O turismo gastronômico brasileiro registra expansão neste primeiro semestre com a estruturação de roteiros focados na produção regional de alimentos e bebidas. Destinos nas regiões Sudeste e Sul organizam circuitos de visitação que conectam propriedades rurais a polos urbanos. A formatação dessas rotas permite aos viajantes acompanhar os processos de fabricação e provar produtos com certificação de origem.
Produção leiteira em Minas Gerais
Na Serra da Canastra e no sul do estado de Minas Gerais, a rota do queijo concentra paradas em propriedades familiares de base artesanal. Na cidade de Alagoa, que possui menos de três mil habitantes, a produção ocorre em áreas com mais de 1.500 metros de altitude. A topografia local e o uso de leite cru influenciam diretamente na maturação do produto comercializado aos visitantes.

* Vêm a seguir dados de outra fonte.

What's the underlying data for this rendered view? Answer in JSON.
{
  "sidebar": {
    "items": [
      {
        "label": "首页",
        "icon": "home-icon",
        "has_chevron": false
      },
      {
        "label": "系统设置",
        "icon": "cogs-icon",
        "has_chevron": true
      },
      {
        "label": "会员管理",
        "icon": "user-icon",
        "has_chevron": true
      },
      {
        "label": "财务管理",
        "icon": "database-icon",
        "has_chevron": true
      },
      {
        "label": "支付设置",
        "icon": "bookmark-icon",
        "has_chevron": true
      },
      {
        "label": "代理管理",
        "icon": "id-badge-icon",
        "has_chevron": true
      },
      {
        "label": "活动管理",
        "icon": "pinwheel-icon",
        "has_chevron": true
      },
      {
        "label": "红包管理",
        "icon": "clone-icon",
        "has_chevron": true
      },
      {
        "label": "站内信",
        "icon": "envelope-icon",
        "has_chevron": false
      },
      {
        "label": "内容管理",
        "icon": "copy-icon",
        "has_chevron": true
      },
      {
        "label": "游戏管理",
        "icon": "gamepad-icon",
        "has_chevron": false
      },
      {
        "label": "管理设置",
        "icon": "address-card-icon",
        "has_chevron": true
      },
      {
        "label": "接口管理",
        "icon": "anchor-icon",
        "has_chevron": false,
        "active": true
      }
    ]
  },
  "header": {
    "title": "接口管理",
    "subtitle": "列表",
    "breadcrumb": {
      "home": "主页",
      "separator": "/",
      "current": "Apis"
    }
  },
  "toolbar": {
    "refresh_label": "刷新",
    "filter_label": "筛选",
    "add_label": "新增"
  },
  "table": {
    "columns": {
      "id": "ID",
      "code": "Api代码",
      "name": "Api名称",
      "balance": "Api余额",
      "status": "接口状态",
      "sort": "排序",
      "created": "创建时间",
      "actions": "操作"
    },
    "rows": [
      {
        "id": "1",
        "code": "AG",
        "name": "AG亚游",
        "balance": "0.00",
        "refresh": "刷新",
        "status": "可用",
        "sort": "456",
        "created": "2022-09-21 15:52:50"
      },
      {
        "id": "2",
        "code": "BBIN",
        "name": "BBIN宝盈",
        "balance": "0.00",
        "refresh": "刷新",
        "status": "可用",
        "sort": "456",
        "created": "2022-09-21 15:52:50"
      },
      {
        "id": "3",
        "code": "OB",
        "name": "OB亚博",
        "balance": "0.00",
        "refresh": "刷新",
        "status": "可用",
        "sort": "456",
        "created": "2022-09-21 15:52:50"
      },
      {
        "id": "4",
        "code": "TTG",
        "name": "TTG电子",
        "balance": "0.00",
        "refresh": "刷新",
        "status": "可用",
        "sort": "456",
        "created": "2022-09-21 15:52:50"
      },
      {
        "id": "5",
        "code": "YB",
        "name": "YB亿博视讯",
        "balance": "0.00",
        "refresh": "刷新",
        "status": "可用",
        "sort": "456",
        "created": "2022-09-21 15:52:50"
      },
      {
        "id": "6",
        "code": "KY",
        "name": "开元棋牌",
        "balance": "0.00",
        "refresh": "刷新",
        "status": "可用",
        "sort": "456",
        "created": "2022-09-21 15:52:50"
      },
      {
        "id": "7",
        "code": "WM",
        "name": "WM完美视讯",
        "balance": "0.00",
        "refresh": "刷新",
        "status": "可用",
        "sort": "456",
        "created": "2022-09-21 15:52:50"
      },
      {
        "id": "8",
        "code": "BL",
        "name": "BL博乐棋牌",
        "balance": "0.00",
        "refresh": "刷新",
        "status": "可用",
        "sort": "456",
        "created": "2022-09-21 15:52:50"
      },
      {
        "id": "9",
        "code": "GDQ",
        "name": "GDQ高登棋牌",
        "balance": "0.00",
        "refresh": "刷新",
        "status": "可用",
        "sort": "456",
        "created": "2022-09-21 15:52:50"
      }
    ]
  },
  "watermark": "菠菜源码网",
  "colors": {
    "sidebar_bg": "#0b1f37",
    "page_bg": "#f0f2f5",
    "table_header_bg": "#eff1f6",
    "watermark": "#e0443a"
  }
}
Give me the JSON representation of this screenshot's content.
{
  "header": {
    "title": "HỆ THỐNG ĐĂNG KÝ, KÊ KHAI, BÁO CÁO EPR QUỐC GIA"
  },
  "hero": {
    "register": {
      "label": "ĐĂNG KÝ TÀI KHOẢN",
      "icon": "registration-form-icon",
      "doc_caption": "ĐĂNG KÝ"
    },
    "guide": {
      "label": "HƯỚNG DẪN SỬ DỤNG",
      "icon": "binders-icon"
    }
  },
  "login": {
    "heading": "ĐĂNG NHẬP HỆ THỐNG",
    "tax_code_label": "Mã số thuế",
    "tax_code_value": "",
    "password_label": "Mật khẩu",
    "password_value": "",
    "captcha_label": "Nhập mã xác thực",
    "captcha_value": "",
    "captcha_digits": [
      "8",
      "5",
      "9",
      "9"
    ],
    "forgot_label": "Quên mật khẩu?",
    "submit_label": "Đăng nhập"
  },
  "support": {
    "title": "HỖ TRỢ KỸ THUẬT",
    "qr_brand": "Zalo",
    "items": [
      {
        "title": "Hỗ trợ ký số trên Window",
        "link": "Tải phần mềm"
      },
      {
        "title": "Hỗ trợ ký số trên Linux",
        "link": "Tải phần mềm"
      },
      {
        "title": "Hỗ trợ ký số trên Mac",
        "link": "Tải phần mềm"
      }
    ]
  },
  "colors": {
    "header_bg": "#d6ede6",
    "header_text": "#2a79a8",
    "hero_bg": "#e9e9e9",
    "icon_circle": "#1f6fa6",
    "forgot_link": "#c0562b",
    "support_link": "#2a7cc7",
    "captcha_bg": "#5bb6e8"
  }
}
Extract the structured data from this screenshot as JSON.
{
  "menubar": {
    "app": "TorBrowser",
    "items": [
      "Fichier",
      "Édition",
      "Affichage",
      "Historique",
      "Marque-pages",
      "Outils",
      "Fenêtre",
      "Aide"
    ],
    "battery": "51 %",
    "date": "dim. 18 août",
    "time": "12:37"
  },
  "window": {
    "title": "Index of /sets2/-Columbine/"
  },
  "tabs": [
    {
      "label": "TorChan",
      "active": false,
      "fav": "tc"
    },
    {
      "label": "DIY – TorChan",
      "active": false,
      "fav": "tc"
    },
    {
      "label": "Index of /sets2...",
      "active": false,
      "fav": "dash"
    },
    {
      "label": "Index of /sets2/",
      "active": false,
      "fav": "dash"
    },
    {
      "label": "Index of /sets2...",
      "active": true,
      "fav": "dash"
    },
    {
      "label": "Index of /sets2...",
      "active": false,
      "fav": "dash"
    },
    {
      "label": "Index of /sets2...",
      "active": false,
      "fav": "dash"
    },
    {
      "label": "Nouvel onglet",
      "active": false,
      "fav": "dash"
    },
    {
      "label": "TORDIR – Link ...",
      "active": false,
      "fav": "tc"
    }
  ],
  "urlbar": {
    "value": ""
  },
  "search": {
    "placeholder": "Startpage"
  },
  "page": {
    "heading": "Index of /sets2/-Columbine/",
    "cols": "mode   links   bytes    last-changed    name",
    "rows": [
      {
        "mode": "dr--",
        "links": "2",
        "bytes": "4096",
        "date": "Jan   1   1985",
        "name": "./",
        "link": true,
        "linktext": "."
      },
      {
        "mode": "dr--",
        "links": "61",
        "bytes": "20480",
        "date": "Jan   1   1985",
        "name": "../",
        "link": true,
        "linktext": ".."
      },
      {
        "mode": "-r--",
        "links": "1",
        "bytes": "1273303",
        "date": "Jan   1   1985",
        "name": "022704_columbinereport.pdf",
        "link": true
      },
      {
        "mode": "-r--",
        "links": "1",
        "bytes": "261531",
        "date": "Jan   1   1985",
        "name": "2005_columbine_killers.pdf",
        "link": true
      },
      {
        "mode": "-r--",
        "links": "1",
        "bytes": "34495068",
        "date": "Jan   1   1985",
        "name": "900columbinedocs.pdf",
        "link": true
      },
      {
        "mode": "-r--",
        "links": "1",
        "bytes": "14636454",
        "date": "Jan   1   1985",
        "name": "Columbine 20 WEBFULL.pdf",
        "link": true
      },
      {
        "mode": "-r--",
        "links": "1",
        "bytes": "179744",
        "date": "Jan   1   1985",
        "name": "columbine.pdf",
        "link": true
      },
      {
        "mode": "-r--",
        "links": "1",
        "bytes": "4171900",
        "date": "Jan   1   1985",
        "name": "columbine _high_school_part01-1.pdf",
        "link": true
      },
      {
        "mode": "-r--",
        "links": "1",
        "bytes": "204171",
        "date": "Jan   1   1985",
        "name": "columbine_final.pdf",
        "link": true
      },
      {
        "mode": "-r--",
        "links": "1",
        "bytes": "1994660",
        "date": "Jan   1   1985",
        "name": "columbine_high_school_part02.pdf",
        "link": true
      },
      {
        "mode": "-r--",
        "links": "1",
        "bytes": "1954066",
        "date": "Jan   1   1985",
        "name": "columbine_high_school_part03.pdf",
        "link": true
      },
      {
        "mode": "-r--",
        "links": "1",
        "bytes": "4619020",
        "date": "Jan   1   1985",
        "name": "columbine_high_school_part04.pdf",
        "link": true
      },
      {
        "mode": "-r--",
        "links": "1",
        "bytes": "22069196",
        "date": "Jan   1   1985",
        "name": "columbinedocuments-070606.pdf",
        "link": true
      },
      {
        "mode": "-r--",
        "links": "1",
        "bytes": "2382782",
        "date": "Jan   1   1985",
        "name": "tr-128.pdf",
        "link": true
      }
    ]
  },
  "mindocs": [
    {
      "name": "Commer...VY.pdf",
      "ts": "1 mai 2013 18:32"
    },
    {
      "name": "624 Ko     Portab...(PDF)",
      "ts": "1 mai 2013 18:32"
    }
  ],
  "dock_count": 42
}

O município de Cruzília também integra o roteiro turístico mineiro com a oferta de queijos que misturam a massa da Canastra com o fungo gorgonzola. Os turistas que chegam à região podem conciliar as paradas alimentares com visitas guiadas ao Museu Nacional do Mangalarga Marchador. Esta união entre pecuária e culinária atende ao público interessado na história rural do estado.
Circuitos de inverno no Sul e Sudeste
No Rio Grande do Sul, o roteiro do vinho parte de Porto Alegre e alcança as propriedades do Vale dos Vinhedos. Entre os meses de janeiro e março, a realização da vindima permite que os turistas participem da colheita manual e da pisa das uvas. A cidade de Garibaldi atua como um dos centros desta rota, com foco na produção e degustação de espumantes nacionais.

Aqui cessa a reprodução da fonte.